I weighed his words carefully—considered each consonant, rolled around each vowel on my tongue— and still do especially now, dealing with two teen-aged boys. As it turns out, I agree with the whole question authority thing. And believe me; I have heard answers I wished I would have never heard... and most of the time those answers are not coming from the teen agers.
Michael’s last appointment with the Oncologist was something I will never forget. I could see that my husband was quickly declining, that the cancer was racing on at life taking speed. But Michael, always believing that he would beat this disease, did not want to accept that he was dying. I needed Michael to come to terms with his own decline. I needed him to break the denial, and recognize that he was not winning the battle with cancer. I needed him to tell our children that he was dying.
I questioned authority that day.
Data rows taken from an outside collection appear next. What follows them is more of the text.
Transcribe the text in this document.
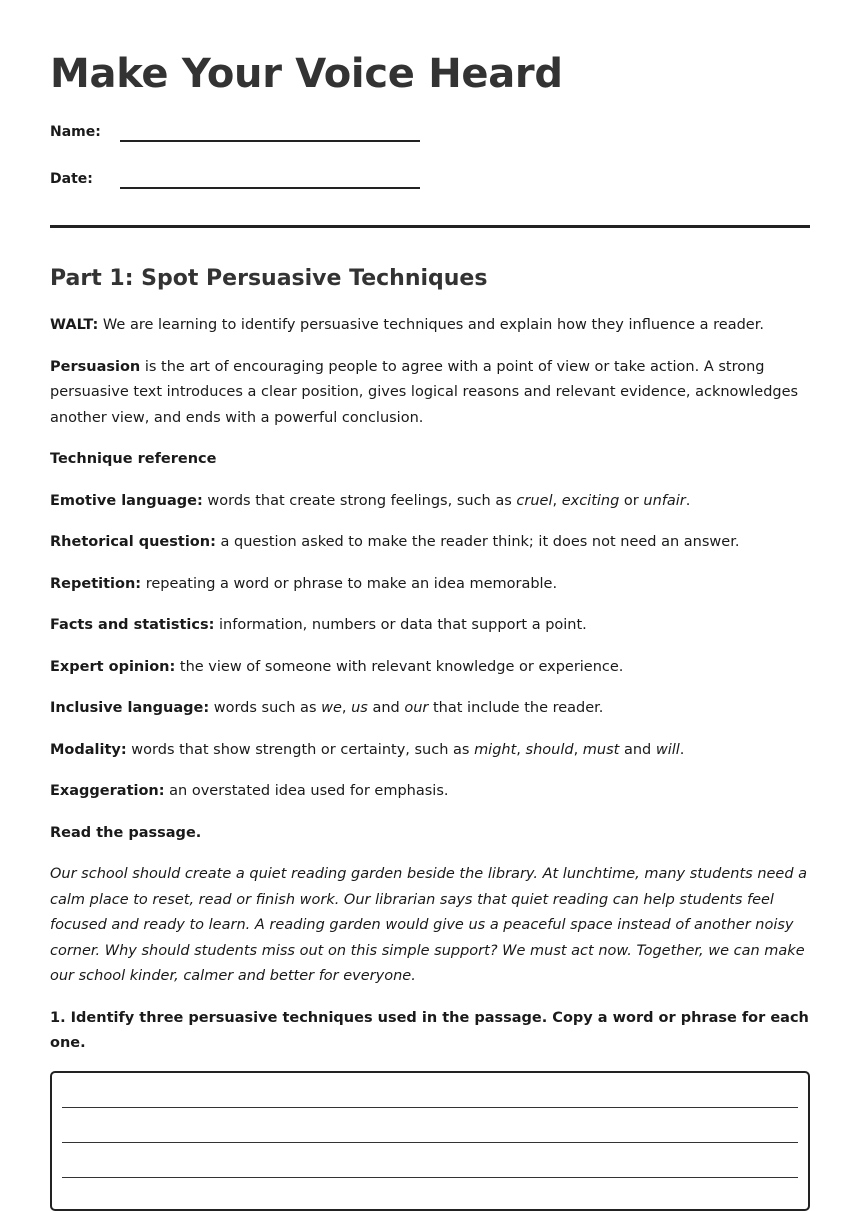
Make Your Voice Heard
Name:
Date:
Part 1: Spot Persuasive Techniques

WALT: We are learning to identify persuasive techniques and explain how they influence a reader.

Persuasion is the art of encouraging people to agree with a point of view or take action. A strong persuasive text introduces a clear position, gives logical reasons and relevant evidence, acknowledges another view, and ends with a powerful conclusion.

Technique reference

Emotive language: words that create strong feelings, such as cruel, exciting or unfair.

Rhetorical question: a question asked to make the reader think; it does not need an answer.

Repetition: repeating a word or phrase to make an idea memorable.

Facts and statistics: information, numbers or data that support a point.

Expert opinion: the view of someone with relevant knowledge or experience.

Inclusive language: words such as we, us and our that include the reader.

Modality: words that show strength or certainty, such as might, should, must and will.

Exaggeration: an overstated idea used for emphasis.

Read the passage.

Our school should create a quiet reading garden beside the library. At lunchtime, many students need a calm place to reset, read or finish work. Our librarian says that quiet reading can help students feel focused and ready to learn. A reading garden would give us a peaceful space instead of another noisy corner. Why should students miss out on this simple support? We must act now. Together, we can make our school kinder, calmer and better for everyone.

1. Identify three persuasive techniques used in the passage. Copy a word or phrase for each one.
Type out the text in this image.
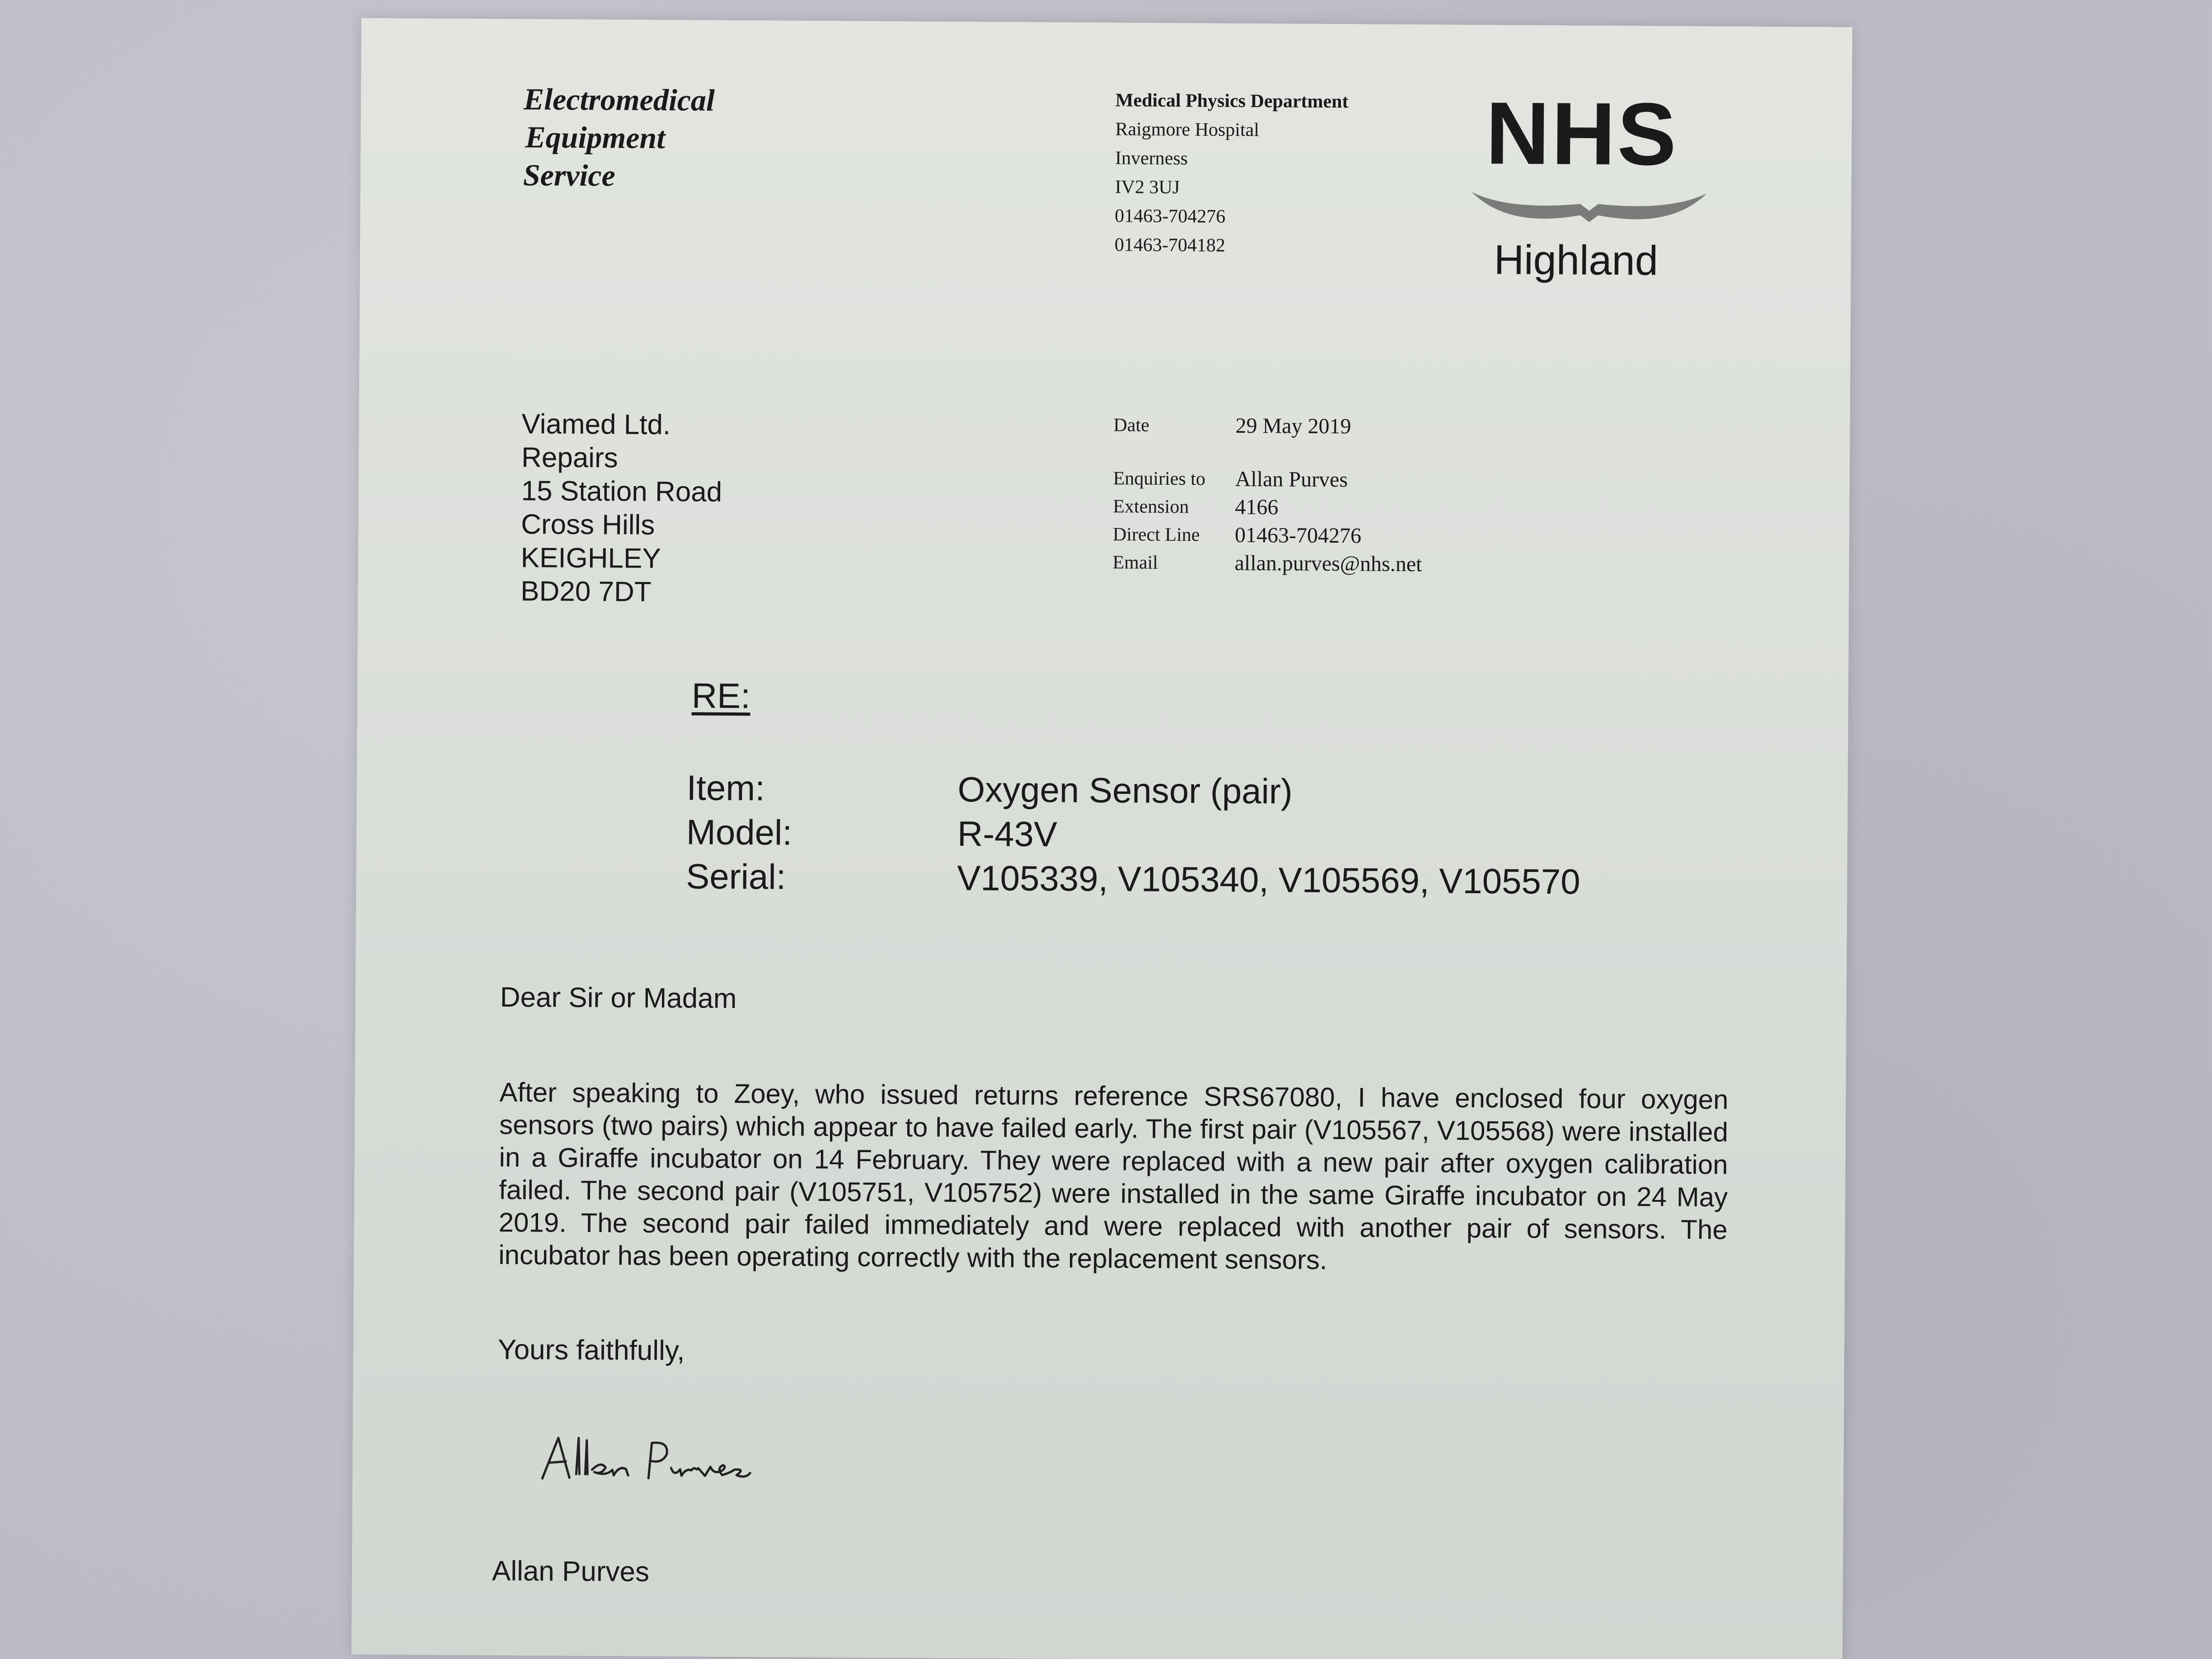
Electromedical
Equipment
Service
Medical Physics Department
Raigmore Hospital
Inverness
IV2 3UJ
01463-704276
01463-704182
NHS
Highland
Viamed Ltd.
Repairs
15 Station Road
Cross Hills
KEIGHLEY
BD20 7DT
Date	29 May 2019
Enquiries to	Allan Purves
Extension	4166
Direct Line	01463-704276
Email	allan.purves@nhs.net
RE:
Item:	Oxygen Sensor (pair)
Model:	R-43V
Serial:	V105339, V105340, V105569, V105570
Dear Sir or Madam
After speaking to Zoey, who issued returns reference SRS67080, I have enclosed four oxygen sensors (two pairs) which appear to have failed early. The first pair (V105567, V105568) were installed in a Giraffe incubator on 14 February. They were replaced with a new pair after oxygen calibration failed. The second pair (V105751, V105752) were installed in the same Giraffe incubator on 24 May 2019. The second pair failed immediately and were replaced with another pair of sensors. The incubator has been operating correctly with the replacement sensors.
Yours faithfully,
Allan Purves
I asked the doctor point blank if Michael was going to survive this cancer, if he was going to beat it. I did not want to know the answer to this question, and yet I had to ask it. The answer was “no.” The doctor then told Michael that he needed to go home and tell our children that he was not going to make it.
Michael’s father was with us for this appointment. I told them to go ahead and go to the car, as I needed to take care of something first. After they left the office, I found the doctor and asked him the next hard question—again a question I didn’t want to know the answer to—“How long does he have?”
Michael died a week later.
If I hadn’t asked those hard questions, I would have never been prepared for his death. Our children would have not been told, thinking that their dad would be okay, and then feeling betrayed when he died. Because of the questions asked, we were prepared. We didn’t get the answers we wanted, but we had to hear the answers anyway.
It is those questions, the ones whose answers you don’t want to hear, which could be the ones to save your life, or help your child, or take care of a parent. If we go into the future blinded by our own denial, or fearful of the answer, we may miss opportunities to be prepared, say good-bye, or get the information we need to make good informed decisions.
Survivors understand that asking the hard questions brings necessary information. Survivors know that even though they may not want to know the answer, they still ask the question. Survivors realize that you don’t have to be a hard hitting hippy to “Question Authority.”